Donald Trump’s presidential campaign, calling for immigration restrictions and other policies long advocated by the institute, energised the far-right. It was at a National Policy Institute conference following Trump’s victory where Spencer famously proclaimed: “Hail Trump!, Hail our people!, Hail Victory!”, eliciting Nazi style salutes from members of the audience. Less widely reported on were Regnery’s comments: “I never thought in my life I would experience an event such as this, and I am now persuaded that with your courage the alt-right side of history will prevail.”

In 2017 Buzzfeed News quoted Regnery as saying “My support has produced a much greater bang for the buck than by the brothers Koch or Soros Inc.”2

The old money funding race-science

While eugenics and race-science have since been widely discredited, these ideas were mainstream in the scientific establishment for close to two centuries, only falling out of favour following the atrocities of the Holocaust. Occasionally these ideas again penetrate mainstream thinking, such with the popularity of the 1994 book The Bell Curve, by Richard Herrnstein and Charles Murray, which claimed that certain non-white racial groups have inherently lower intelligence, or more recently with the now removed YouTube channel of Stefan Molyneux, who promoted the same idea as an argument against immigration to predominantly white countries.

With mainstream scientific journals no longer publishing their work by the mid-20th century, several like-minded researchers including former Nazi scientist Otmar von Verschuer and British eugenicist Roger Pearson, established their own journal, Mankind Quarterly, in 1960. According to Angela Saini’s 2019 book Superior: The Return of Race Science, “Their aims were simple: to challenge what they saw as a politically correct, left-wing conspiracy around race and bring back some scientific objectivity.”

The financial backing for Mankind Quarterly came from a reclusive multimillionaire whose wealth had its roots in plantation slavery. Described by Saini as “a diehard segregationist”, Wickliffe Draper was descended from the largest slaveholder in the state of Kentucky. In 1959 Draper set up the International Association for the Advancement of Ethnology and Eugenics, to produce and publish documents on race.

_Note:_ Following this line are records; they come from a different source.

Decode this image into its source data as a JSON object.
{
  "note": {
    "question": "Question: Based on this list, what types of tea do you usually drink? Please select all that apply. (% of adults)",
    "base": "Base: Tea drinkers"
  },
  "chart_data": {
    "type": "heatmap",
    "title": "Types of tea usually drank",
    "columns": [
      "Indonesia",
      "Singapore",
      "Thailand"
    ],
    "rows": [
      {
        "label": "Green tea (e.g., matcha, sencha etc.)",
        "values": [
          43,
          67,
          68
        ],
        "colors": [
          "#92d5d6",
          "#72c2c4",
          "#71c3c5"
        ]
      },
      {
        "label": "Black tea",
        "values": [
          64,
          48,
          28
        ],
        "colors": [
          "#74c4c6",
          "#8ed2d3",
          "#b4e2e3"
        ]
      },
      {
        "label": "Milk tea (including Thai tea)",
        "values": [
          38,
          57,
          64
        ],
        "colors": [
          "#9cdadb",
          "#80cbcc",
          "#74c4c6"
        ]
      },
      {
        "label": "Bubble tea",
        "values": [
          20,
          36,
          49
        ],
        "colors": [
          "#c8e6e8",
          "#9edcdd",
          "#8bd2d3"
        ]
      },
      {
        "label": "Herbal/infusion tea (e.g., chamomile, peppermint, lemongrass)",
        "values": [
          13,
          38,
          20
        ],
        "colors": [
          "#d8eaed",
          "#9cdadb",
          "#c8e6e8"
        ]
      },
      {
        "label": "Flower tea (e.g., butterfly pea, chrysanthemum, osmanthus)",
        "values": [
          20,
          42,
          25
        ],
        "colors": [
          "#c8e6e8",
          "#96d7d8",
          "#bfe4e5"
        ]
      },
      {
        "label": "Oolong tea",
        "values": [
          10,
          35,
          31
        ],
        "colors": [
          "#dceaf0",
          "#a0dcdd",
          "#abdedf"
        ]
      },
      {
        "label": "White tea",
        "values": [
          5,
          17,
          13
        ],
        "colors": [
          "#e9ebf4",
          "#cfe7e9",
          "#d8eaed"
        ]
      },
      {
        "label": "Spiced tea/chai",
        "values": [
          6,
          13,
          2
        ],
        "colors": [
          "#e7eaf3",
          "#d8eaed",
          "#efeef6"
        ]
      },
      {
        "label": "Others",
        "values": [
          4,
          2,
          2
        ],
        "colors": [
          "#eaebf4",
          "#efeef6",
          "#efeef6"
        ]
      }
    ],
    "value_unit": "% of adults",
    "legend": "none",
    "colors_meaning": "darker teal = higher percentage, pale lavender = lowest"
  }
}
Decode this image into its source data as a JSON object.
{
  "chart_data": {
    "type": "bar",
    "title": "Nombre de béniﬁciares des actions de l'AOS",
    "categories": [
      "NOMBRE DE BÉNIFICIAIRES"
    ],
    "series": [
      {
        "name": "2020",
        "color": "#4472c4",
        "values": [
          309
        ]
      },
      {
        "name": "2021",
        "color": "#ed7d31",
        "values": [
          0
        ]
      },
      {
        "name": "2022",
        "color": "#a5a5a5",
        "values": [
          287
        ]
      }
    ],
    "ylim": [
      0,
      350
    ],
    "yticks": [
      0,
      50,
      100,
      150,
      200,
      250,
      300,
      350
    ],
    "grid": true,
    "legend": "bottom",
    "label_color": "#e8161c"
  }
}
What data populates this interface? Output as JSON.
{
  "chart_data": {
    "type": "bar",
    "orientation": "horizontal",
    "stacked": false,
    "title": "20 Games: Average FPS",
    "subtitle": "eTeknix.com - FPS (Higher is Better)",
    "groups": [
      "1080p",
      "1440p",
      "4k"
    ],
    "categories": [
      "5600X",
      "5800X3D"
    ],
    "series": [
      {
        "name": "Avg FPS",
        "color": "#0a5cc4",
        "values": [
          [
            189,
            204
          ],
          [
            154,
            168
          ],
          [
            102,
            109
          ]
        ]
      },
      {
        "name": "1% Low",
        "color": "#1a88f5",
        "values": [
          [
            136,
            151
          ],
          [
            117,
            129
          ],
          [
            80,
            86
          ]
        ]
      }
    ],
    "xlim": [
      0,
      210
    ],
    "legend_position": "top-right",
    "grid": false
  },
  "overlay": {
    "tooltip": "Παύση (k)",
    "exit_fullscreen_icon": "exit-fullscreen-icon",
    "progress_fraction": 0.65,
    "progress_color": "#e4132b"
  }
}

In his 2002 book The Funding of Scientific Racism, William Tucker described the association as “probably the most significant coterie of fascist intellectuals in the post-war United States and perhaps in the entire history of the country.”

Cash gifts were routinely made via Drapers Pioneer Fund, a private foundation whose purpose was to disseminate information on human heredity and eugenics, to scientists who echoed Draper’s political sentiments, while thousands of copies of Mankind Quarterly containing their work were sent out to a list of American political conservatives. Draper died in 1972, but his legacy continues, with Mankind Quarterly still published today.